The NGO calls for a tax on the extraordinary profits of companies to deal with hunger and the increase in the cost of energy
MADRID, 6 Jul. (EUROPA PRESS) –
A total of 28 of the main Ibex 35 companies increased their profits by 39% in 2021 and 43% in 2022, compared to the four-year pre-pandemic period, that is, from 2016 to 2019, according to a study carried out by Oxfam Intermon .
Specifically, the benefits obtained by these 28 Spanish companies were 15.8 billion euros in 2021 and 18.4 billion euros in 2022.
This report, produced between ActionAid and Oxfam, points out that during the years of global price and interest rate escalation, 722 of the world’s largest companies collectively made more than a trillion dollars a year in windfall profits.
The analysis has been carried out based on Forbes’ ‘Global 2000’ list, which shows that in 2021 and 2022 these companies saw their profits increase by 89% compared to the pre-pandemic period between 2017 and 2022.
The benefits, which Oxfam Intermon describes as “fallen from heaven”, since they exceeded 10% of the average benefits obtained during the previous four-year period, reached 1.09 trillion dollars in 2021 and 1.1 trillion dollars in 2022 .
In the last two years, 45 large energy companies from all over the world obtained extraordinary average annual profits of 237,000 million dollars (218,000 million euros). For the NGO, governments around the world could have increased investments in renewable energy by 31% if they had applied a 90% tax on the profits of oil and gas producers.
In this sense, the study indicates that there are 96 billionaires linked to energy, with a joint fortune of almost 432,000 million dollars (50,000 million more than in April of last year).
In 2022, the five main Spanish energy companies saw their profits increase by 165% compared to the average observed between 2016 and 2019, and last year they reached more than 11.7 billion euros.
For Oxfam, “this reality contrasts with the sharp increase in households that during that same year could not even keep their homes at an adequate temperature: 17.1% of the population compared to 14.3% in 2021.”
The five main banking entities that operate in Spain obtained profits in 2022 of close to 32,000 million euros, 38% higher than the average observed during the years prior to the pandemic, according to the analysis.
Of this figure, up to 6,400 million would be benefits “fallen from heaven”, according to the NGO. In contrast, Oxfam indicates in its report that the increase in interest rates aggravates the vulnerability of more than 600,000 indebted low-income families who have to dedicate more than 4 out of every 10 euros of their income to repaying loans.
In 2021 and 2022, 18 food and beverage companies averaged about $14 billion a year in windfall profits, enough to more than double the $5 billion funding gap needed to provide vital food assistance in East Africa, says Oxfam Intermon.
Globally, food and beverage companies, banks, large pharmaceutical companies and the main retail chains also benefited economically from the price crisis that caused more than 258 million people in 58 countries to be in a situation of insecurity. acute food shortage in 2022, according to the NGO’s analysis.
In addition, 28 pharmaceutical companies earned an average of $47 billion a year in windfall profits, and 42 large supermarket and retail chains earned an average of $28 billion a year in windfall profits.
Oxfam Intermón and ActionAid call on governments to withhold income derived from speculation.
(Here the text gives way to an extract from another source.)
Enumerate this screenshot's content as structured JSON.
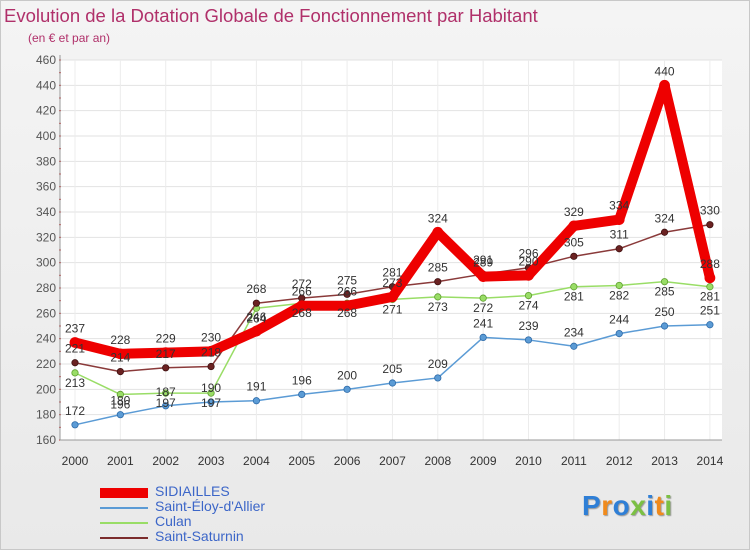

A tax of between 50% and 90% on windfall profits from these 722 mega-companies could generate between $523 billion and $941 billion in both 2021 and 2022.
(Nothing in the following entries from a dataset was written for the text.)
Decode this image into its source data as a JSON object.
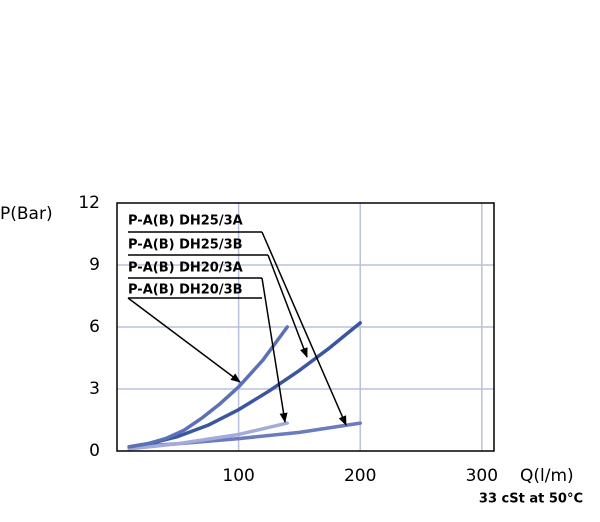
{
  "chart_data": {
    "type": "line",
    "y_label": "P(Bar)",
    "x_label": "Q(l/m)",
    "note": "33 cSt at 50°C",
    "xlim": [
      0,
      310
    ],
    "xticks": [
      100,
      200,
      300
    ],
    "ylim": [
      0,
      12
    ],
    "yticks": [
      0,
      3,
      6,
      9,
      12
    ],
    "grid": true,
    "series": [
      {
        "name": "P-A(B) DH25/3A",
        "color": "#6b7bbb",
        "x": [
          10,
          50,
          100,
          150,
          200
        ],
        "values": [
          0.2,
          0.35,
          0.6,
          0.9,
          1.35
        ]
      },
      {
        "name": "P-A(B) DH25/3B",
        "color": "#3b55a0",
        "x": [
          10,
          30,
          50,
          75,
          100,
          125,
          150,
          175,
          200
        ],
        "values": [
          0.2,
          0.4,
          0.7,
          1.25,
          2.0,
          2.9,
          3.9,
          5.0,
          6.2
        ]
      },
      {
        "name": "P-A(B) DH20/3A",
        "color": "#a3acd8",
        "x": [
          10,
          50,
          100,
          140
        ],
        "values": [
          0.1,
          0.35,
          0.8,
          1.35
        ]
      },
      {
        "name": "P-A(B) DH20/3B",
        "color": "#5b70b6",
        "x": [
          10,
          25,
          40,
          55,
          70,
          85,
          100,
          120,
          140
        ],
        "values": [
          0.2,
          0.35,
          0.6,
          1.0,
          1.6,
          2.3,
          3.1,
          4.4,
          6.0
        ]
      }
    ]
  }
}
The organizations say that money could go to help people struggling to cope with hunger, rising energy bills and poverty in rich countries, as well as providing hundreds of billions of dollars in support to countries of the global south.
For example, they point out that an injection of 400,000 million dollars can be made in the fund for losses and damages agreed at COP27 in 2022. “The financing needs for losses and damages are urgent, and estimates indicate that the countries of low and middle income could have to assume costs of up to 580,000 million dollars a year from now to 2030”.
These resources could also bridge the funding gap ($440 billion) to achieve universal coverage of social protection and health care for more than 3.5 billion people living in low- and lower-middle-income countries, as well as the funding gap ($148 billion) to provide universal access to preschool, primary and secondary education in those same countries.
“The greed of big business must be stopped. It is obscene that they have obtained billions of dollars in benefits from heaven, while, on a global scale, billions of people, but also in Spain, have difficulties to face up to the prices of food or basic products such as medicines or heating”, comments the head of research at Oxfam Intermón, Iñigo Macías.